I don’t like his downer. Right now even Emo would look chirpier than Skeates. I wonder about her for a moment. She would know what to say to the suits and I think she’d like my plan, which is to argue that I was defending a friend who had been attacked. I start to text her what’s happened but decide not to. I sneak a picture of Skeates with my phone and send it to her with the caption:
“I’m at the zoo.”
She replies right away:
“I love the monkey enclosure! Give him a banana”
“Why did you jump Cyclops if you knew what would happen?” I ask Skeates.
“His brother robbed my house the day you attacked me. He heard I was in hospital with concussion.”
“Concussion?”
He laughs, “Yeah, when you jumped me in physics I toppled off the stool and cracked ma napper on the flo
or.”
“No shit?”
He nods.
“Sorry like.”
“Sod it. I was being a dobber.”
“Too right you were,” I laugh.
“Back to now,” he says, “all they care about is putting us somewhere, anywhere, as long as they don’t hear from us again. We’re stuffed, Connor.”
I shrug again.
“They won’t send us to Young Offenders, we’re just kids.” I say this unconvincingly, now less sure. He gives me his stupid gullible look as I to try to persuade him otherwise, even though he has loads more experience of the law than me. “Prisons are full of crims and kids need direction, so they won’t send us to prison. Anyway, we have our lawyers.” I think, as I say that, how cool it sounds. Then I remember my drippy lawyer, Blair, and my confidence goes and my voice falters. “They’ll tell the panel all about us – you know all the stuff that makes us what we are? It isn’t our fault. We need help, not prison.”
He shakes his head and snorts. “It’s too late.” He looks me in the eyes. “You won’t last a second in a Young Offender Institute.”

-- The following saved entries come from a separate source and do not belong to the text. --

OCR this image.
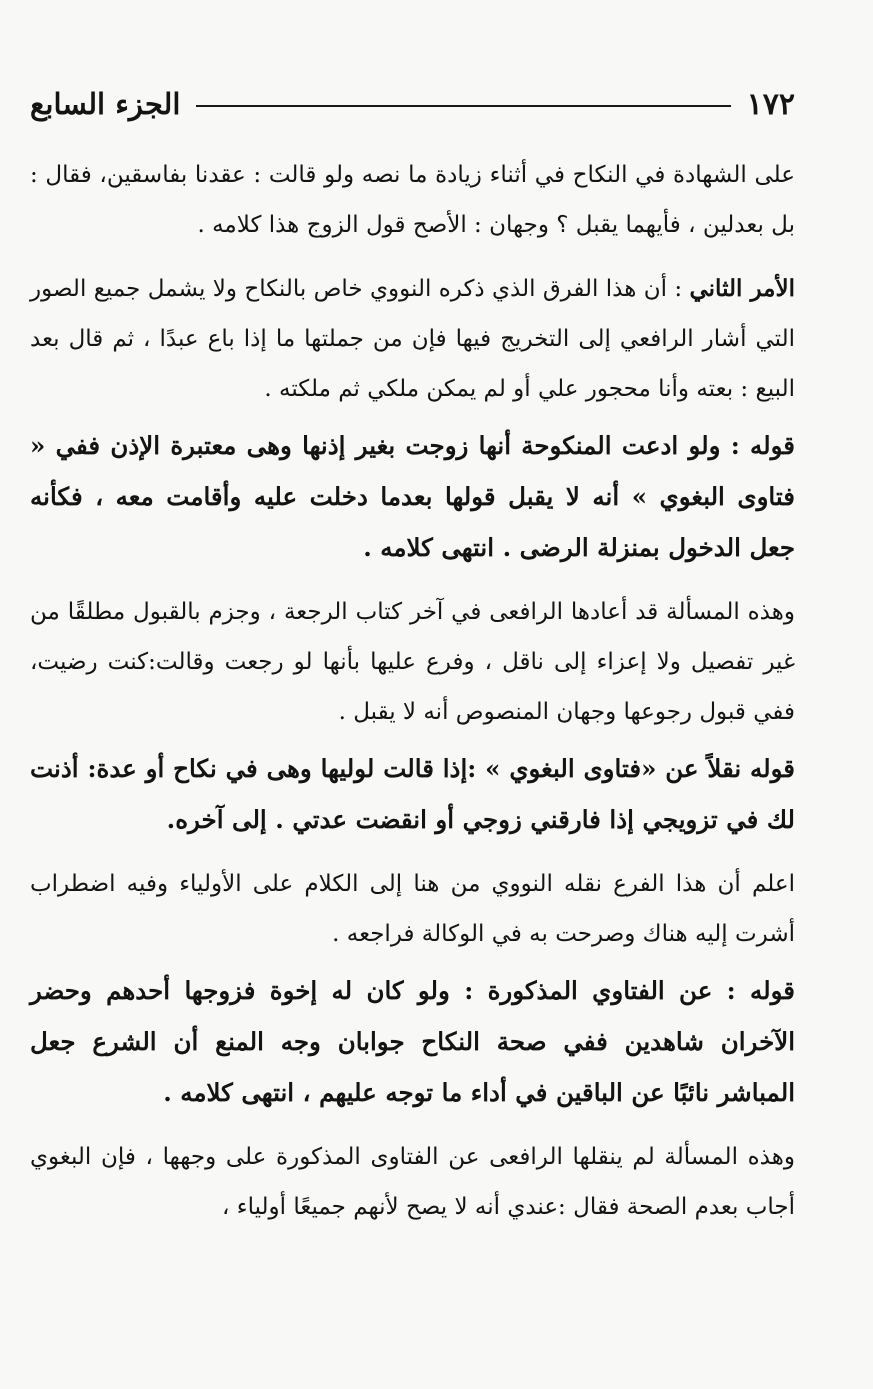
١٧٢
الجزء السابع

على الشهادة في النكاح في أثناء زيادة ما نصه ولو قالت : عقدنا بفاسقين، فقال : بل بعدلين ، فأيهما يقبل ؟ وجهان : الأصح قول الزوج هذا كلامه .

الأمر الثاني : أن هذا الفرق الذي ذكره النووي خاص بالنكاح ولا يشمل جميع الصور التي أشار الرافعي إلى التخريج فيها فإن من جملتها ما إذا باع عبدًا ، ثم قال بعد البيع : بعته وأنا محجور علي أو لم يمكن ملكي ثم ملكته .

قوله : ولو ادعت المنكوحة أنها زوجت بغير إذنها وهى معتبرة الإذن ففي « فتاوى البغوي » أنه لا يقبل قولها بعدما دخلت عليه وأقامت معه ، فكأنه جعل الدخول بمنزلة الرضى . انتهى كلامه .

وهذه المسألة قد أعادها الرافعى في آخر كتاب الرجعة ، وجزم بالقبول مطلقًا من غير تفصيل ولا إعزاء إلى ناقل ، وفرع عليها بأنها لو رجعت وقالت:كنت رضيت، ففي قبول رجوعها وجهان المنصوص أنه لا يقبل .

قوله نقلاً عن «فتاوى البغوي » :إذا قالت لوليها وهى في نكاح أو عدة: أذنت لك في تزويجي إذا فارقني زوجي أو انقضت عدتي . إلى آخره.

اعلم أن هذا الفرع نقله النووي من هنا إلى الكلام على الأولياء وفيه اضطراب أشرت إليه هناك وصرحت به في الوكالة فراجعه .

قوله : عن الفتاوي المذكورة : ولو كان له إخوة فزوجها أحدهم وحضر الآخران شاهدين ففي صحة النكاح جوابان وجه المنع أن الشرع جعل المباشر نائبًا عن الباقين في أداء ما توجه عليهم ، انتهى كلامه .

وهذه المسألة لم ينقلها الرافعى عن الفتاوى المذكورة على وجهها ، فإن البغوي أجاب بعدم الصحة فقال :عندي أنه لا يصح لأنهم جميعًا أولياء ،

I drop my head, hoping he’s wrong.
We sit in silence. I hate dwelling on bad shit so I say anything to keep the chat alive. Although my choice of subject isn’t too chirpy either. “Sorry about your dad.”
“Don’t be, the guy was a right roaster. I didn’t know him, he came and went when he felt like it. Beat my mum up and took whatever he wanted and left. Mum never talked about him, she never took his name or gave it to me, we moved around a lot. End of story.”
“Where’s your mum now?”
“I heard she was in Aberdeen. She left a few years ago; she took off bit by bit over a few years. One day she never returned. I don’t blame her. Anyway, she set me up with some money and paid the bills, at least until recently.”
A bus arrives and the driver chats with the security man at the desk. Elise, the same sexy uniformed lady that brought me here, follows him in. She waves hi and warm-smiles me again, and the two of them enter an office to do paperwork or have a cuppa.